Here in Creative Writing, we’re lucky to have visiting writers every year who add to the diversity and richness of our programme and we’re about to celebrate them!

The Frank O’Connor International Fellowship in the Short Story is awarded annually by Cork City Council through the Munster Literature Centre.  The Fellow offers workshop and mentoring to local writers and teaches a course on the Creative Writing Masters programme. This year it’s Philadelphian writer Marie-Helene Bertino whose debut collection of stories, Safe as Houses, won the 2012 Iowa Short Fiction Award and a Pushcart Prize, and was long-listed for The Story Prize and The Frank O’Connor International Short Story Prize. Her debut novel, 2 AM at the Cat’s Pajamas, which was nominated a Best Book of 2014 by NPR, is forthcoming from Picador UK.

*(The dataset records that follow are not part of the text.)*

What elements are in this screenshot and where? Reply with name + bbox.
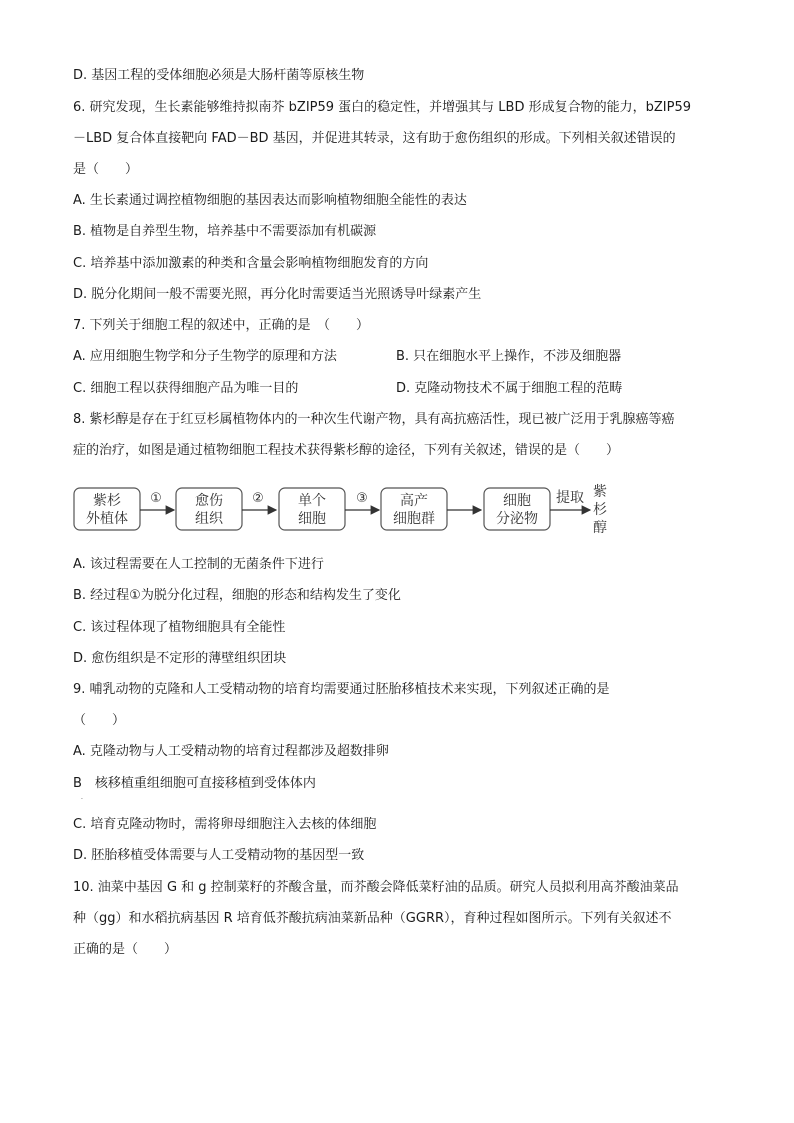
q6-stem-line-2: －LBD 复合体直接靶向 FAD－BD 基因，并促进其转录，这有助于愈伤组织的形成。下列相关叙述错误的 <box>73 131 676 146</box>
q8-flow-diagram <box>70 482 630 542</box>
diagram-product-char-1: 紫 <box>593 484 607 500</box>
q8-option-c: C. 该过程体现了植物细胞具有全能性 <box>73 620 286 635</box>
q9-option-b-dot: . <box>81 794 83 801</box>
q7-stem: 7. 下列关于细胞工程的叙述中，正确的是 （ ） <box>73 318 370 333</box>
q10-stem-line-1: 10. 油菜中基因 G 和 g 控制菜籽的芥酸含量，而芥酸会降低菜籽油的品质。研究人员拟利用高芥酸油菜品 <box>73 880 679 895</box>
diagram-box-callus-line-2: 组织 <box>195 511 223 527</box>
q7-option-d: D. 克隆动物技术不属于细胞工程的范畴 <box>396 381 623 396</box>
q10-stem-line-2: 种（gg）和水稻抗病基因 R 培育低芥酸抗病油菜新品种（GGRR），育种过程如图所示。下列有关叙述不 <box>73 911 672 926</box>
q8-option-a: A. 该过程需要在人工控制的无菌条件下进行 <box>73 557 324 572</box>
diagram-arrow-1-label: ① <box>150 491 162 506</box>
q7-option-a: A. 应用细胞生物学和分子生物学的原理和方法 <box>73 349 337 364</box>
diagram-box-single-cell-line-2: 细胞 <box>298 511 326 527</box>
q6-option-c: C. 培养基中添加激素的种类和含量会影响植物细胞发育的方向 <box>73 256 429 271</box>
q7-option-c: C. 细胞工程以获得细胞产品为唯一目的 <box>73 381 299 396</box>
diagram-product-char-3: 醇 <box>593 520 607 536</box>
diagram-box-single-cell-line-1: 单个 <box>298 493 326 509</box>
q8-stem-line-1: 8. 紫杉醇是存在于红豆杉属植物体内的一种次生代谢产物，具有高抗癌活性，现已被广泛用于乳腺癌等癌 <box>73 412 675 427</box>
diagram-product-char-2: 杉 <box>593 502 607 518</box>
q5-option-d: D. 基因工程的受体细胞必须是大肠杆菌等原核生物 <box>73 68 365 83</box>
q9-option-d: D. 胚胎移植受体需要与人工受精动物的基因型一致 <box>73 848 365 863</box>
q9-stem-line-1: 9. 哺乳动物的克隆和人工受精动物的培育均需要通过胚胎移植技术来实现，下列叙述正确的是 <box>73 682 610 697</box>
q6-option-d: D. 脱分化期间一般不需要光照，再分化时需要适当光照诱导叶绿素产生 <box>73 287 482 302</box>
q10-stem-line-3: 正确的是（ ） <box>73 942 178 957</box>
diagram-box-explant-line-2: 外植体 <box>86 511 128 527</box>
diagram-box-high-yield-line-1: 高产 <box>400 493 428 509</box>
q6-stem-line-1: 6. 研究发现，生长素能够维持拟南芥 bZIP59 蛋白的稳定性，并增强其与 LBD 形成复合物的能力，bZIP59 <box>73 100 691 115</box>
q8-option-d: D. 愈伤组织是不定形的薄壁组织团块 <box>73 651 287 666</box>
q8-option-b: B. 经过程①为脱分化过程，细胞的形态和结构发生了变化 <box>73 588 401 603</box>
diagram-box-explant-line-1: 紫杉 <box>93 493 121 509</box>
q6-option-b: B. 植物是自养型生物，培养基中不需要添加有机碳源 <box>73 224 377 239</box>
diagram-box-high-yield-line-2: 细胞群 <box>393 511 435 527</box>
diagram-box-secretion-line-1: 细胞 <box>503 493 531 509</box>
q7-option-b: B. 只在细胞水平上操作，不涉及细胞器 <box>396 349 622 364</box>
diagram-box-callus-line-1: 愈伤 <box>195 493 223 509</box>
q9-stem-line-2: （ ） <box>73 713 126 728</box>
q9-option-a: A. 克隆动物与人工受精动物的培育过程都涉及超数排卵 <box>73 744 389 759</box>
q6-option-a: A. 生长素通过调控植物细胞的基因表达而影响植物细胞全能性的表达 <box>73 193 467 208</box>
q6-stem-line-3: 是（ ） <box>73 162 139 177</box>
diagram-box-secretion-line-2: 分泌物 <box>496 511 538 527</box>
q8-stem-line-2: 症的治疗，如图是通过植物细胞工程技术获得紫杉醇的途径，下列有关叙述，错误的是（ ） <box>73 443 620 458</box>
q9-option-b: B 核移植重组细胞可直接移植到受体体内 <box>73 776 316 791</box>
diagram-arrow-3-label: ③ <box>356 491 368 506</box>
diagram-arrow-2-label: ② <box>252 491 264 506</box>
diagram-arrow-5-label: 提取 <box>556 490 584 506</box>
q9-option-c: C. 培育克隆动物时，需将卵母细胞注入去核的体细胞 <box>73 817 377 832</box>
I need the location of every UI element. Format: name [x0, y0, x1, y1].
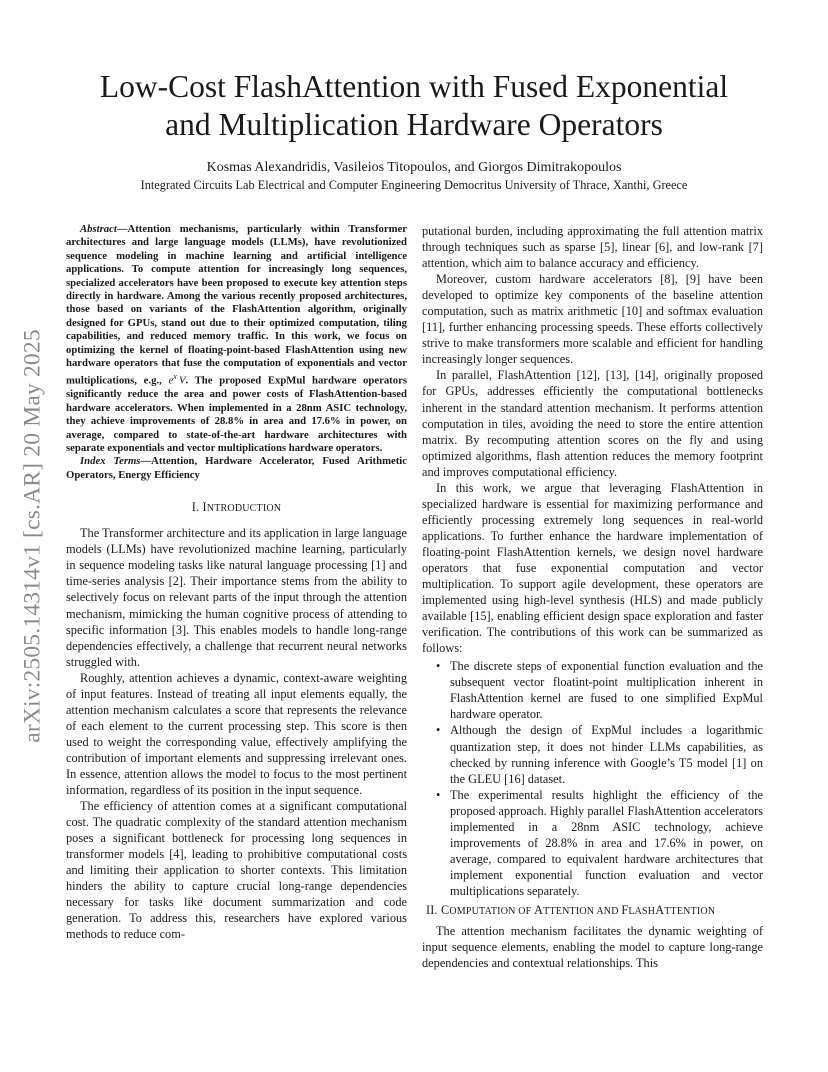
intro-paragraph-1: The Transformer architecture and its application in large language models (LLMs) have revolutionized machine learning, particularly in sequence modeling tasks like natural language processing [1] and time-series analysis [2]. Their importance stems from the ability to selectively focus on relevant parts of the input through the attention mechanism, mimicking the human cognitive process of attending to specific information [3]. This enables models to handle long-range dependencies effectively, a challenge that recurrent neural networks struggled with. — [66, 526, 407, 669]
index-terms — [66, 455, 407, 482]
section-initial: A — [534, 902, 544, 917]
contributions-list — [422, 658, 763, 899]
section-title-smallcaps: LASH — [628, 905, 656, 917]
list-item: • The discrete steps of exponential function evaluation and the subsequent vector floatint-point multiplication inherent in FlashAttention kernel are fused to one simplified ExpMul hardware operator. — [450, 658, 763, 722]
abstract-text-continued: . The proposed ExpMul hardware operators significantly reduce the area and power costs of FlashAttention-based hardware accelerators. When implemented in a 28nm ASIC technology, they achieve improvements of 28.8% in area and 17.6% in power, on average, compared to state-of-the-art hardware architectures with separate exponentials and vector multiplications hardware operators. — [66, 375, 407, 455]
abstract-math-exponent: x — [173, 372, 177, 382]
intro-paragraph-5: In parallel, FlashAttention [12], [13], [14], originally proposed for GPUs, addresses efficiently the computational bottlenecks inherent in the standard attention mechanism. It performs attention computation in tiles, avoiding the need to store the entire attention matrix. By recomputing attention scores on the fly and using optimized algorithms, flash attention reduces the memory footprint and improves computational efficiency. — [422, 368, 763, 479]
affiliation: Integrated Circuits Lab Electrical and Computer Engineering Democritus University of Thrace, Xanthi, Greece — [140, 178, 688, 192]
section-title-smallcaps: OMPUTATION OF — [449, 905, 535, 917]
abstract — [66, 223, 407, 455]
section-initial: F — [621, 902, 629, 917]
intro-paragraph-2: Roughly, attention achieves a dynamic, context-aware weighting of input features. Instead of treating all input elements equally, the attention mechanism calculates a score that represents the relevance of each element to the current processing step. This score is then used to weight the corresponding value, effectively amplifying the contribution of important elements and suppressing irrelevant ones. In essence, attention allows the model to focus to the most pertinent information, regardless of its position in the input sequence. — [66, 670, 407, 798]
section-initial: A — [655, 902, 665, 917]
intro-paragraph-6: In this work, we argue that leveraging FlashAttention in specialized hardware is essential for maximizing performance and efficiently processing extremely long sequences in real-world applications. To further enhance the hardware implementation of floating-point FlashAttention kernels, we design novel hardware operators that fuse exponential computation and vector multiplication. To support agile development, these operators are implemented using high-level synthesis (HLS) and made publicly available [15], enabling efficient design space exploration and faster verification. The contributions of this work can be summarized as follows: — [422, 480, 763, 656]
left-column — [66, 223, 407, 943]
list-item: • Although the design of ExpMul includes a logarithmic quantization step, it does not hinder LLMs capabilities, as checked by running inference with Google’s T5 model [1] on the GLEU [16] dataset. — [450, 722, 763, 786]
abstract-label: Abstract — [80, 223, 117, 235]
paper-title — [60, 68, 768, 144]
section-heading-attention — [426, 903, 763, 918]
section-title-smallcaps: TTENTION — [664, 905, 716, 917]
right-column — [422, 223, 763, 971]
intro-paragraph-4: Moreover, custom hardware accelerators [8], [9] have been developed to optimize key components of the baseline attention computation, such as matrix arithmetic [10] and softmax evaluation [11], further enhancing processing speeds. These efforts collectively strive to make transformers more scalable and efficient for handling increasingly longer sequences. — [422, 272, 763, 367]
intro-paragraph-3: The efficiency of attention comes at a significant computational cost. The quadratic complexity of the standard attention mechanism poses a significant bottleneck for processing long sequences in transformer models [4], leading to prohibitive computational costs and limiting their application to shorter contexts. This limitation hinders the ability to capture crucial long-range dependencies necessary for tasks like document summarization and code generation. To address this, researchers have explored various methods to reduce com- — [66, 799, 407, 942]
index-terms-text: —Attention, Hardware Accelerator, Fused Arithmetic Operators, Energy Efficiency — [66, 455, 407, 481]
index-terms-label: Index Terms — [80, 455, 141, 468]
list-item: • The experimental results highlight the efficiency of the proposed approach. Highly parallel FlashAttention accelerators implemented in a 28nm ASIC technology, achieve improvements of 28.8% in area and 17.6% in power, on average, compared to equivalent hardware architectures that implement exponential function evaluation and vector multiplications separately. — [450, 787, 763, 899]
section-title-smallcaps: NTRODUCTION — [206, 503, 282, 515]
abstract-math-exp: e — [168, 375, 174, 388]
section-initial: C — [441, 902, 450, 917]
section-number: I. — [191, 500, 203, 515]
title-line-2: and Multiplication Hardware Operators — [165, 107, 663, 142]
abstract-text: —Attention mechanisms, particularly within Transformer architectures and large language models (LLMs), have revolutionized sequence modeling in machine learning and artificial intelligence applications. To compute attention for increasingly long sequences, specialized accelerators have been proposed to execute key attention steps directly in hardware. Among the various recently proposed architectures, those based on variants of the FlashAttention algorithm, originally designed for GPUs, stand out due to their optimized computation, tiling capabilities, and reduced memory traffic. In this work, we focus on optimizing the kernel of floating-point-based FlashAttention using new hardware operators that fuse the computation of exponentials and vector multiplications, e.g., — [66, 223, 407, 388]
section-number: II. — [426, 902, 442, 917]
section-heading-introduction — [66, 500, 407, 515]
title-line-1: Low-Cost FlashAttention with Fused Exponential — [99, 69, 729, 104]
arxiv-identifier: arXiv:2505.14314v1 [cs.AR] 20 May 2025 — [19, 329, 46, 743]
intro-paragraph-continued: putational burden, including approximating the full attention matrix through techniques such as sparse [5], linear [6], and low-rank [7] attention, which aim to balance accuracy and efficiency. — [422, 224, 763, 271]
section2-paragraph-1: The attention mechanism facilitates the dynamic weighting of input sequence elements, enabling the model to capture long-range dependencies and contextual relationships. This — [422, 923, 763, 971]
section-title-smallcaps: TTENTION AND — [543, 905, 622, 917]
arxiv-watermark — [20, 0, 46, 1072]
section-initial: I — [202, 500, 207, 515]
author-list: Kosmas Alexandridis, Vasileios Titopoulos, and Giorgos Dimitrakopoulos — [206, 160, 622, 175]
abstract-math-v: V — [178, 375, 186, 388]
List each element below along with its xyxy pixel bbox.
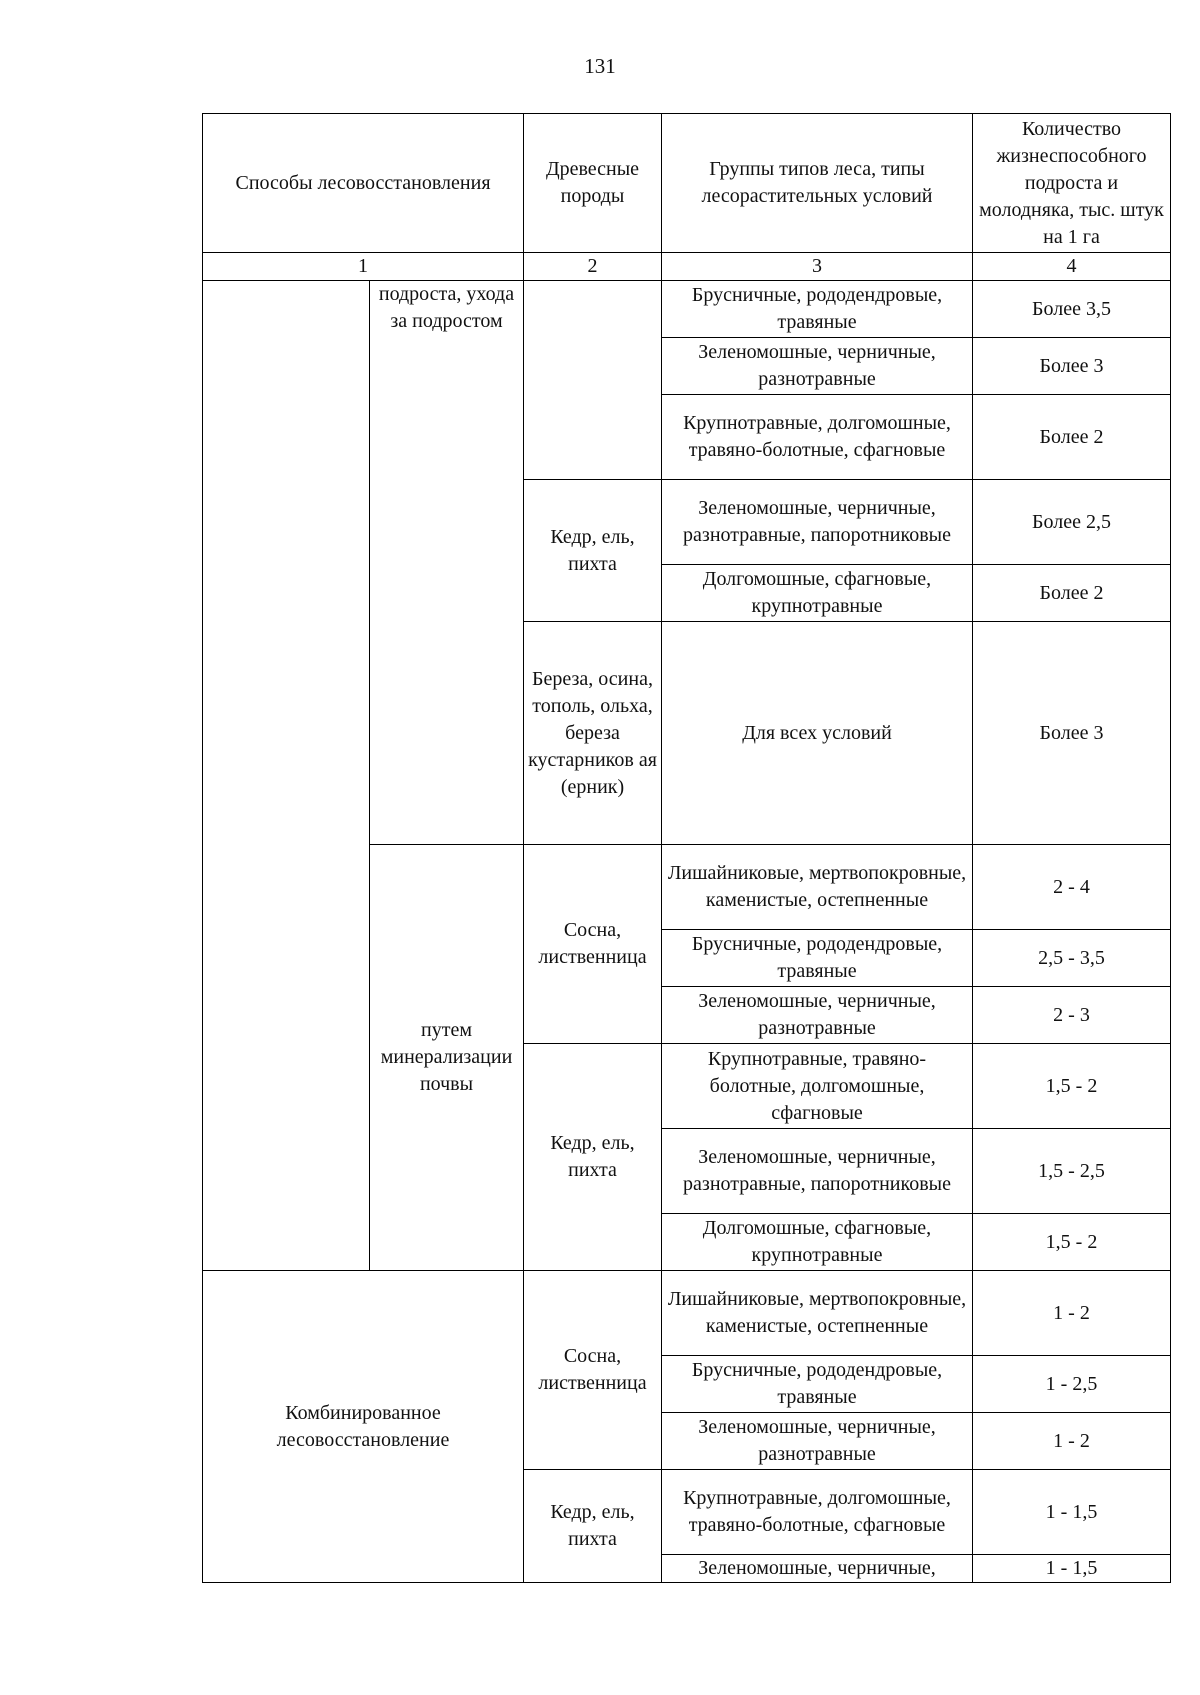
count-cell: Более 3,5	[973, 281, 1171, 338]
method-group-cell	[203, 281, 370, 1271]
column-number: 1	[203, 253, 524, 281]
forest-type-cell: Зеленомошные, черничные, разнотравные	[662, 1413, 973, 1470]
forest-type-cell: Зеленомошные, черничные, разнотравные, папоротниковые	[662, 480, 973, 565]
count-cell: Более 3	[973, 622, 1171, 845]
table-header-row	[203, 114, 1171, 253]
forest-type-cell: Лишайниковые, мертвопокровные, каменистые, остепненные	[662, 1271, 973, 1356]
method-undergrowth: подроста, ухода за подростом	[370, 281, 524, 845]
species-cell: Кедр, ель, пихта	[524, 1470, 662, 1583]
count-cell: 2 - 4	[973, 845, 1171, 930]
species-cell: Кедр, ель, пихта	[524, 1044, 662, 1271]
method-mineralization: путем минерализации почвы	[370, 845, 524, 1271]
forest-type-cell: Зеленомошные, черничные,	[662, 1555, 973, 1583]
species-cell: Кедр, ель, пихта	[524, 480, 662, 622]
forest-type-cell: Крупнотравные, травяно-болотные, долгомошные, сфагновые	[662, 1044, 973, 1129]
table-row	[203, 1271, 1171, 1356]
count-cell: 1 - 2	[973, 1271, 1171, 1356]
count-cell: 1 - 2	[973, 1413, 1171, 1470]
count-cell: Более 2,5	[973, 480, 1171, 565]
forest-type-cell: Крупнотравные, долгомошные, травяно-болотные, сфагновые	[662, 1470, 973, 1555]
count-cell: 2,5 - 3,5	[973, 930, 1171, 987]
count-cell: 2 - 3	[973, 987, 1171, 1044]
column-numbers-row	[203, 253, 1171, 281]
count-cell: Более 2	[973, 565, 1171, 622]
column-number: 3	[662, 253, 973, 281]
forest-type-cell: Зеленомошные, черничные, разнотравные	[662, 338, 973, 395]
column-number: 2	[524, 253, 662, 281]
forest-type-cell: Долгомошные, сфагновые, крупнотравные	[662, 1214, 973, 1271]
species-cell-empty	[524, 281, 662, 480]
species-cell: Сосна, лиственница	[524, 1271, 662, 1470]
forest-type-cell: Для всех условий	[662, 622, 973, 845]
header-forest-types: Группы типов леса, типы лесорастительных условий	[662, 114, 973, 253]
count-cell: 1,5 - 2,5	[973, 1129, 1171, 1214]
method-combined: Комбинированное лесовосстановление	[203, 1271, 524, 1583]
forest-type-cell: Брусничные, рододендровые, травяные	[662, 1356, 973, 1413]
forest-type-cell: Крупнотравные, долгомошные, травяно-болотные, сфагновые	[662, 395, 973, 480]
forest-type-cell: Долгомошные, сфагновые, крупнотравные	[662, 565, 973, 622]
species-cell: Сосна, лиственница	[524, 845, 662, 1044]
count-cell: 1 - 1,5	[973, 1555, 1171, 1583]
forest-type-cell: Брусничные, рододендровые, травяные	[662, 281, 973, 338]
forest-type-cell: Зеленомошные, черничные, разнотравные, папоротниковые	[662, 1129, 973, 1214]
forest-restoration-table	[202, 113, 1171, 1583]
count-cell: Более 3	[973, 338, 1171, 395]
forest-type-cell: Брусничные, рододендровые, травяные	[662, 930, 973, 987]
count-cell: 1 - 2,5	[973, 1356, 1171, 1413]
count-cell: 1,5 - 2	[973, 1044, 1171, 1129]
count-cell: 1 - 1,5	[973, 1470, 1171, 1555]
forest-type-cell: Зеленомошные, черничные, разнотравные	[662, 987, 973, 1044]
header-method: Способы лесовосстановления	[203, 114, 524, 253]
count-cell: 1,5 - 2	[973, 1214, 1171, 1271]
header-species: Древесные породы	[524, 114, 662, 253]
column-number: 4	[973, 253, 1171, 281]
header-count: Количество жизнеспособного подроста и молодняка, тыс. штук на 1 га	[973, 114, 1171, 253]
species-cell: Береза, осина, тополь, ольха, береза кустарников ая (ерник)	[524, 622, 662, 845]
forest-type-cell: Лишайниковые, мертвопокровные, каменистые, остепненные	[662, 845, 973, 930]
count-cell: Более 2	[973, 395, 1171, 480]
table-row	[203, 281, 1171, 338]
page-number: 131	[584, 54, 616, 78]
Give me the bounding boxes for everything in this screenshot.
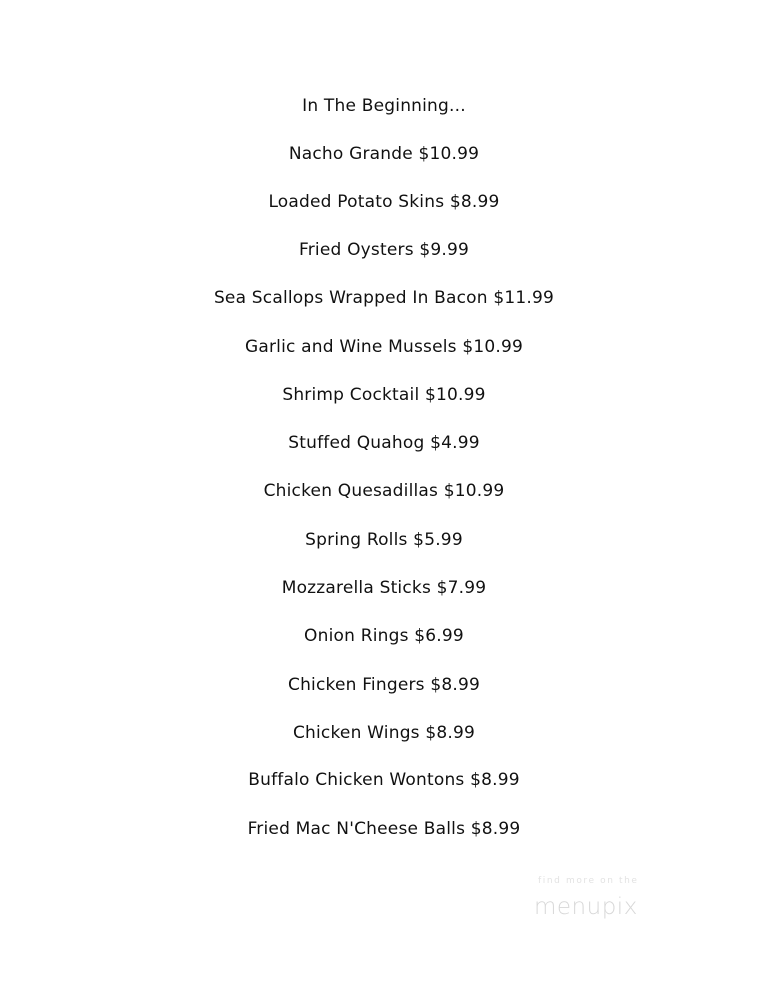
menu-item-sea-scallops-wrapped-in-bacon: Sea Scallops Wrapped In Bacon $11.99 [213, 288, 555, 308]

This year’s UCC’s Writer in Residence  – an annual position, jointly sponsored by the Arts Council –  is Welsh-born short story writer Thomas Morris.  Thomas’s debut collection, We Don’t Know What We’re Doing (Faber, 2015) was chosen as a Book of the Year by The GuardianThe Observer, The SpectatorThe Irish Times, and The Irish Independent. It won the 2016 Wales Book of the Year, The Rhys Davies Trust Fiction Award, and The Somerset Maugham Prize.  Thomas is also a working editor and is currently a contributing editor with The Stinging Fly journal.

We’re also really pleased to announce that UCC alumna, former writer-in-residence and acclaimed west Cork poet Leanne O’Sullivan has been appointed a lecturer in creative writing after several years working with the creative writing programme.

The School of English will host a welcome event for these writers and other new staff, postdoctoral fellows and post-graduate students in the  Staff Common Room, Wednesday, September 27, at 6pm.

Meanwhile in spring 2018, the inaugural International John Montague Fellow in Poetry will be war poet Brian Turner. Brian Turner earned an MFA from the University of Oregon before serving for seven years in the US army. His first book, Here, Bullet, chronicles his time in Iraq.